Install CCleaner : CCleaner is a freeware temp files and registry cleaner. We need to use this type of software because almost all the infection that occur through internet, come through the temp files, and unfortunately windows does not remove temp files automatically. The best way to manage this is to install ccleaner (from ccleaner.com or from one of the several download links provided on their sites, such as filehippo.com etc) - set it so that it runs automatically with windows start
(options > settings> Run Ccleaner when computer starts)
-add recycle bin Cleaner > Advanced > check the box "Custom files and folders" Options > Include > Add Folder browse and select C:\RECYCLER or C:\RECYCLED in XP or C:\$Recycle Bin (in Vista)
(adding the recycle bin to the ccleaner helps a great deal, that will automatically remove the files from the recycle bin, it is necesary for your protection, because the latest security threats add virus files inside the recycle bin which are executed when the computer restarts. )
Run the Cleaner and the registry menus in CCleaner. One thing to be pointed here is that the automatic running of ccleaner, runs only one menu in it , that is the Cleaner. You will also need to run the second menu called Registry once in a while, particularly if you are trying to remove a virus from your computer.
Using System File Checker
Follow this step if you notice trouble in the normal functioning of windows. Click on start > run , type cmd , press Ok. That should open the command prompt Now type sfc /scannow and press enter. If you do not have a restore partiton it will prompt you to insert the windows installation/ operating system disk, you need to use only the disk that came with your computer, or the one that you used to installed windows on your computer, other disks will be rejected, and also if you have installed SP3 on xp , then you will see that several files are missing, in that case go on pressing Ignore each time you get a "file missing" prompt.
This utility will check and replace the damaged/ altered or missing system files. It is a necessary step.
Sites Inaccessible
- It can happen if your Hosts file has been altered. To repair/ edit the hosts file. Login as administrator. open the following file in notepad C:\ WINDOWS \system32 \drivers \etc \hosts remove anything other than 127.0.0.1 Localhost, and save and close the file.
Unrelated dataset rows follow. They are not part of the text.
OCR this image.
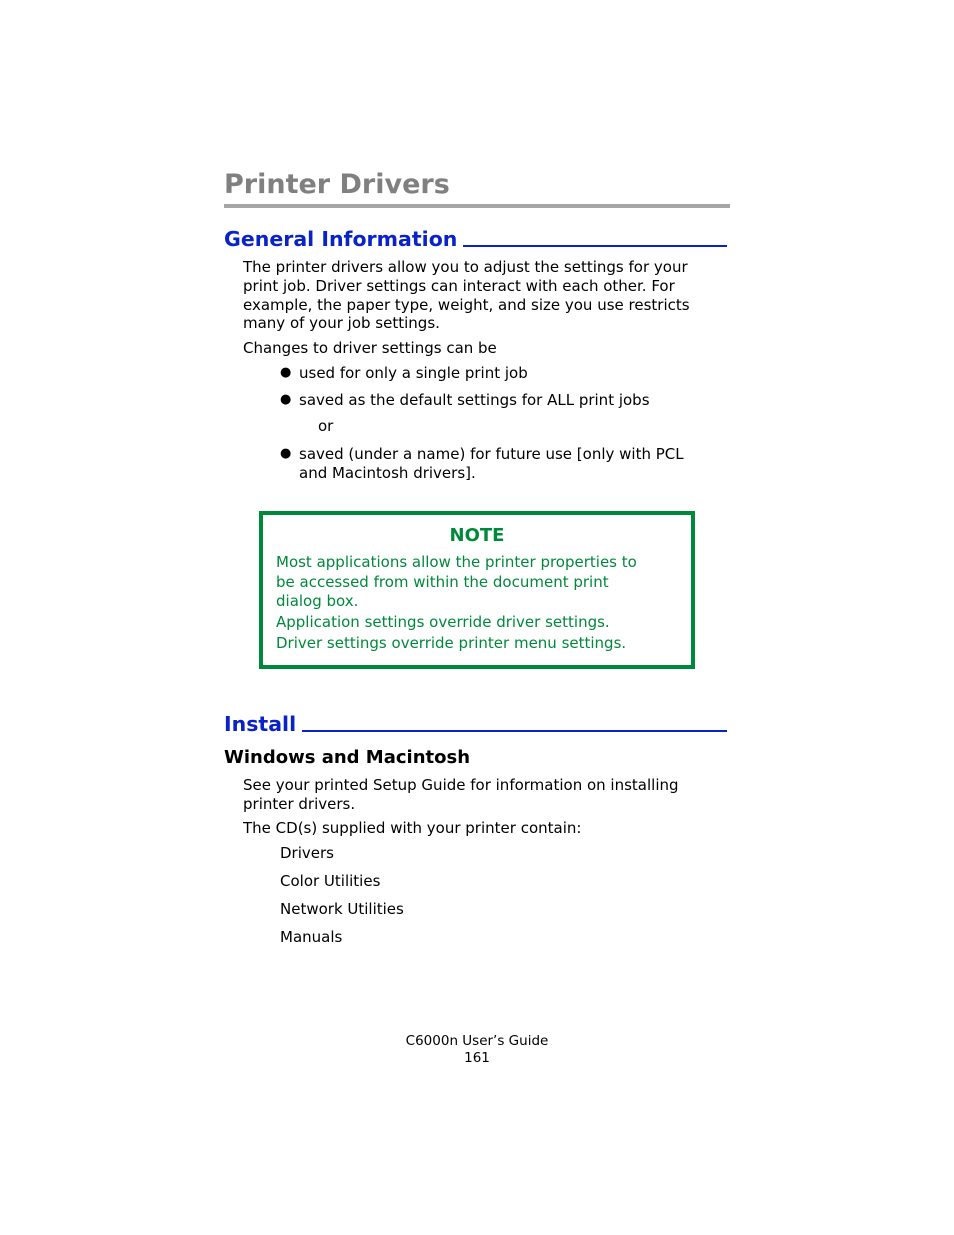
Printer Drivers
General Information
The printer drivers allow you to adjust the settings for your
print job. Driver settings can interact with each other. For
example, the paper type, weight, and size you use restricts
many of your job settings.
Changes to driver settings can be
● used for only a single print job
● saved as the default settings for ALL print jobs
or
● saved (under a name) for future use [only with PCL
and Macintosh drivers].
NOTE
Most applications allow the printer properties to
be accessed from within the document print
dialog box.
Application settings override driver settings.
Driver settings override printer menu settings.
Install
Windows and Macintosh
See your printed Setup Guide for information on installing
printer drivers.
The CD(s) supplied with your printer contain:
Drivers
Color Utilities
Network Utilities
Manuals
C6000n User’s Guide
161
In some cases there may be entries created by you or some security application installed on your computer to block malicious sites on your computer, but there is no reason for security related sites to be in this list.
- if possible use another computer to download the software needed for repairing your computer, and then copy and transfer it to the infected computer using any available means like a pen drive. - if you are using only internet explorer, and if it is blocked from visiting some of the security related sites, try to download/ install Firefox browser, and see if you can use it for the same purpose.
Use Firewall to block access to malicious sites After installation it establishes a connection to "64.86.17.9-TCP" on port 80. Block its access if you find it in your firewall.
Virus Doctor is a rogue application, which is distributed by one or more sites such as virus-doctor.com The important thing about it is that it creates a folder with a random alphanumeric name, thus creating different foolders and files on each infected computer, therefore all the manual removal instructions listing the folders and files created by this malware are useless, because you will never find those files/ folders on another computer. After installing the malware several times, i saw a definite pattern in the names, that will help you to identify it.
Search for and keep the windows operating system disk ready, if you got one with your computer. Or check if there is a Restore Partition on your hard disk, in that case you won't require an extra disk. It is advisable to have a functioning antivirus application on your computer. You will also need to install CCleaner, and a Firewall application, you can choose one of the firewall applications listed at the end of this article.